- Born: 1976
- Died: 11 August 2009 (aged 32–33) Makhachkala
- Occupations: Investigative journalist and editor

= Malik Akhmedilov =

Russian investigative journalist

Malik Akhmedilov (Малик Ахмедилов; c. 1976 - 11 August 2009), also known as Abdulmalik Akhmedilov, was a Russian investigative journalist based in the southern Republic of Dagestan.

==Career==
Akhmedilov was a leading investigative correspondent for the Avar language daily newspaper, Hakikat (ХIакъикъат, also transliterated as Khakikat), which translates to "The Truth" in English. He also worked as the editor-in-chief of the political monthly, Sogratl (Согратль), which translates as "Mountain Village". Sogratl focuses on political issues and civics.

Akhmedilov was known for his reports on several unsolved assassinations of officials in Dagestan. In columns in Hakikat, Akhmedilov heavily criticized Russian federal forces and local law enforcement for curbing religious and political freedom under the guise of an "anti-extremism" campaign.
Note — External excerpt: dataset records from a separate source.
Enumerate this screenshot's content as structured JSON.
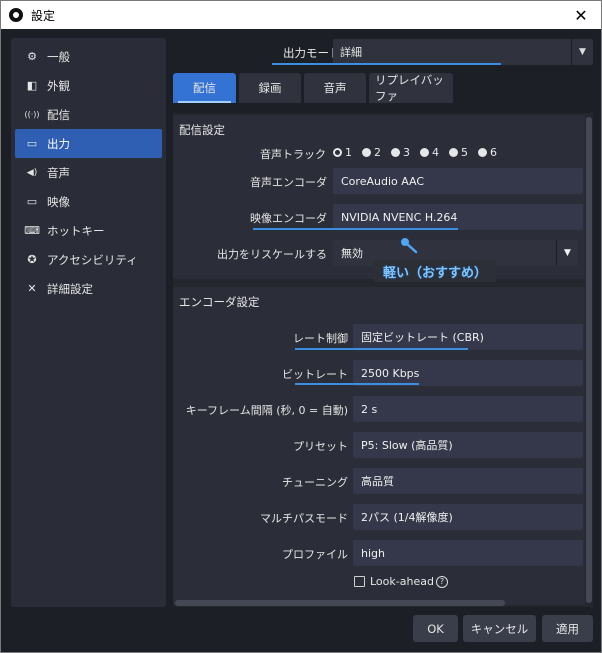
{
  "window": {
    "title": "設定",
    "close_label": "✕"
  },
  "sidebar": {
    "items": [
      {
        "icon": "gear-icon",
        "glyph": "⚙",
        "label": "一般"
      },
      {
        "icon": "appearance-icon",
        "glyph": "◧",
        "label": "外観"
      },
      {
        "icon": "stream-icon",
        "glyph": "((·))",
        "label": "配信"
      },
      {
        "icon": "output-icon",
        "glyph": "▭",
        "label": "出力",
        "active": true
      },
      {
        "icon": "speaker-icon",
        "glyph": "◀)",
        "label": "音声"
      },
      {
        "icon": "monitor-icon",
        "glyph": "▭",
        "label": "映像"
      },
      {
        "icon": "keyboard-icon",
        "glyph": "⌨",
        "label": "ホットキー"
      },
      {
        "icon": "accessibility-icon",
        "glyph": "✪",
        "label": "アクセシビリティ"
      },
      {
        "icon": "tools-icon",
        "glyph": "✕",
        "label": "詳細設定"
      }
    ]
  },
  "output_mode": {
    "label": "出力モード",
    "value": "詳細"
  },
  "tabs": [
    "配信",
    "録画",
    "音声",
    "リプレイバッファ"
  ],
  "stream_settings": {
    "title": "配信設定",
    "audio_track": {
      "label": "音声トラック",
      "options": [
        "1",
        "2",
        "3",
        "4",
        "5",
        "6"
      ],
      "selected": "1"
    },
    "audio_encoder": {
      "label": "音声エンコーダ",
      "value": "CoreAudio AAC"
    },
    "video_encoder": {
      "label": "映像エンコーダ",
      "value": "NVIDIA NVENC H.264"
    },
    "rescale": {
      "label": "出力をリスケールする",
      "value": "無効"
    }
  },
  "tooltip": {
    "text": "軽い（おすすめ）"
  },
  "encoder_settings": {
    "title": "エンコーダ設定",
    "rate_control": {
      "label": "レート制御",
      "value": "固定ビットレート (CBR)"
    },
    "bitrate": {
      "label": "ビットレート",
      "value": "2500 Kbps"
    },
    "keyframe": {
      "label": "キーフレーム間隔 (秒, 0 = 自動)",
      "value": "2 s"
    },
    "preset": {
      "label": "プリセット",
      "value": "P5: Slow (高品質)"
    },
    "tuning": {
      "label": "チューニング",
      "value": "高品質"
    },
    "multipass": {
      "label": "マルチパスモード",
      "value": "2パス (1/4解像度)"
    },
    "profile": {
      "label": "プロファイル",
      "value": "high"
    },
    "lookahead": {
      "label": "Look-ahead",
      "help": "?"
    }
  },
  "footer": {
    "ok": "OK",
    "cancel": "キャンセル",
    "apply": "適用"
  },
  "colors": {
    "accent": "#3473d4",
    "underline": "#3a8fe0",
    "tooltip_text": "#7ec6ff"
  }
}
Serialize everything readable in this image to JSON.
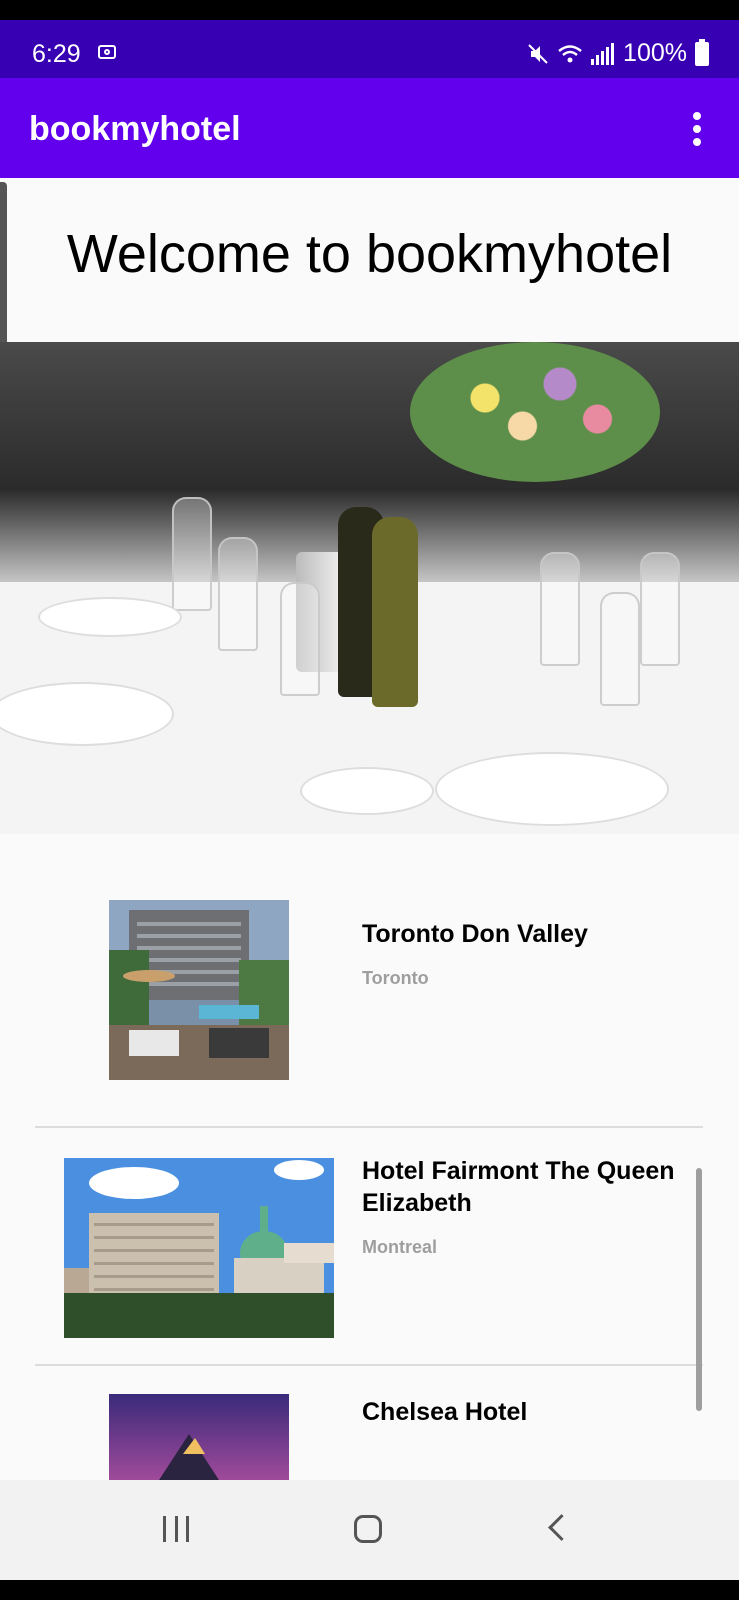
{
  "status_bar": {
    "time": "6:29",
    "battery": "100%",
    "icons": [
      "screenshot-icon",
      "mute-icon",
      "wifi-icon",
      "signal-icon",
      "battery-icon"
    ]
  },
  "app_bar": {
    "title": "bookmyhotel",
    "menu_icon": "overflow-menu-icon",
    "background": "#6200ee"
  },
  "main": {
    "welcome": "Welcome to bookmyhotel",
    "hotels": [
      {
        "name": "Toronto Don Valley",
        "city": "Toronto"
      },
      {
        "name": "Hotel Fairmont The Queen Elizabeth",
        "city": "Montreal"
      },
      {
        "name": "Chelsea Hotel",
        "city": ""
      }
    ]
  },
  "nav_bar": {
    "icons": [
      "recent-apps-icon",
      "home-icon",
      "back-icon"
    ]
  },
  "colors": {
    "status_bar": "#3700b3",
    "app_bar": "#6200ee",
    "city_text": "#9e9e9e"
  }
}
Akhmedilov was awarded an Internationale Parliaments-Stipendium Fellowship through the German Parliament in 2006 and served as an aide to Margrit Wetzel (SPD).

==Death==
Akhmedilov was found shot to death in a car on the edge of the Dagestani capital, Makhachkala, on 11 August 2009. He was 33 years old at the time of his murder. Police believed that Akhmedilov was shot at close range with a pistol, although independent sources have claimed he was shot with a Winchester Rifle. According to the same source, eyewitnesses assert that the shots were made by unknown persons who got out of a "Zhiguli" car without number plates and tinted glasses. They have also stated that had seen the car for several days near the journalist's house.

The killing of Akhmedilov came after a string of murders of reporters and journalists in Dagestan including that of television journalist Abdulla Alishayev in September 2008. Two more Dagestani journalists were killed in March 2009.